To make it easier for working professionals to balance their education and job, the program is taught completely online, requires only 40 credit hours, and takes two years to complete if going full time. As an added bonus, the GRE has been waived for admittance to the program, and an internship isn’t required because students admitted into the EMHA already have professional experience.
“Students seem to like the flexibility of the program,” Simington said. “It takes into consideration busy schedules, and we try to make it convenient because we know these are busy working professionals.”
Students who are new to the program have a one-day, in-person immersion to get to know one another. “I think it helps with camaraderie,” Rosenberg said. “We show them how to use Canvas so they are comfortable with the online learning environment. We have our health sciences librarian come in, and she teaches them how to access library resources and they meet some of the faculty who will be their instructors.”
To be accepted into the EMHA program, professionals should have at least three years of management experience regardless of their industry. Clinicians with at least five years of clinical experience, but who lack the management experience, are also encouraged to apply.
“So maybe they are looking to move out of clinical medicine and move into more of an administrative role,” Rosenberg said. “This would be a great opportunity for them to get more of the business and legal background behind offering healthcare services.”

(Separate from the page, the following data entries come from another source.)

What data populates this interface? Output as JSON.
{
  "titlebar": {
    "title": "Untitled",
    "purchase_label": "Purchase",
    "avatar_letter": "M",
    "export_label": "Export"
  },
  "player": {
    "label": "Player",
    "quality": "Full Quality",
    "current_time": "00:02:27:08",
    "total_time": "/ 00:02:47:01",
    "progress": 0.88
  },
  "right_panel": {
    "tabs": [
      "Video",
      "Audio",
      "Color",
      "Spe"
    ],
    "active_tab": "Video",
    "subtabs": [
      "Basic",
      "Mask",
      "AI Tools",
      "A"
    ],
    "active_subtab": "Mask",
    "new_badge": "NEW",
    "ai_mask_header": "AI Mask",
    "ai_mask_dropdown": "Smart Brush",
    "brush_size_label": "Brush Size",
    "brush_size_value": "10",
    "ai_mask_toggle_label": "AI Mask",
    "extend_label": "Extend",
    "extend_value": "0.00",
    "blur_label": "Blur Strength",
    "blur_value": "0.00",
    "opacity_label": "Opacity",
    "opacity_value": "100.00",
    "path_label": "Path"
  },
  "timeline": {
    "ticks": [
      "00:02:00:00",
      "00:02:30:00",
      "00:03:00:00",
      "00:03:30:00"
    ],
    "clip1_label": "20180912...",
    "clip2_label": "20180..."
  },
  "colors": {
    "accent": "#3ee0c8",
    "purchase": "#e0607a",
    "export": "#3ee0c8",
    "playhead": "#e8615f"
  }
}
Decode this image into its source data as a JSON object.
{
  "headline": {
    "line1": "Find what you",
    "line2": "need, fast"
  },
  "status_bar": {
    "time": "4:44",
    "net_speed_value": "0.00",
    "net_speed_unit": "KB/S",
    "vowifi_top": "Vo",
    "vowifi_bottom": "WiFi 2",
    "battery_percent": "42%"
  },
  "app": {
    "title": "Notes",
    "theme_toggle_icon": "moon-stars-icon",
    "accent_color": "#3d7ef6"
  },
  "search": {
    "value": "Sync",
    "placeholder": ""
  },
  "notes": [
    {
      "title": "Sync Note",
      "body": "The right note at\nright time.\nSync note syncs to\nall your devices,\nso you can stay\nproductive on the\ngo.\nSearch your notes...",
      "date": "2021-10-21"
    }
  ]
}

The EMHA is offered in a block-course format. Students take one course every six weeks in the fall and spring semesters. In the summer they take one course every four weeks. The exception being the leadership and capstone courses which span an entire semester.
Because it’s an online program, out-of-state students are not expected to pay the full out-of-state tuition. Rosenberg encourages students from other states who are interested in the program to contact her for more information.
Healthcare Newcomers Gain Experience Through MHA Program
The 45-credit residential MHA program is intended for students with little or no healthcare experience and offers in-person, online, and hybrid courses. The GRE is also waived for admittance into this program.
Students are advised to take a job in healthcare as soon as they enter the program so that they can begin gaining experience. And to make it easier for students to work during the day, all of the MHA program’s classes are at night.
A key component of the program is a 250-hour internship that allows students to gain real-world, industry experience. Eddy completed her internship under the direction of the chief operations officer at Sunrise Children’s Hospital. There, she was able to shadow clinician leaders, C-suite executives, and network with leadership in every department.
“The internship allowed me to be in the hospital full time,” she said, “to really get to know every aspect of the hospital and what makes it run. I made the most out of the situation.”
Eddy said the academic counseling provided by Rosenberg was essential to her success. But she says building that relationship is a two-way street. “There are students who don’t take advantage of the counseling services, but there are students who do and use Erin’s guidance to get where they need to be,” she explained.
Eddy added that in addition to UNLV’s outstanding curriculum and professors, the opportunities outside the classroom were invaluable. She cited networking opportunities, UNLV’s partnerships with local healthcare organizations, and the local chapter of the American College of Healthcare Executives (ACHE) as examples of the extracurricular tools offered by the college.
“UNLV does an incredible job of offering students all of the resources for them to build their career in healthcare,” she said. “They have a really strong focus on elevating the next generation of healthcare leaders.”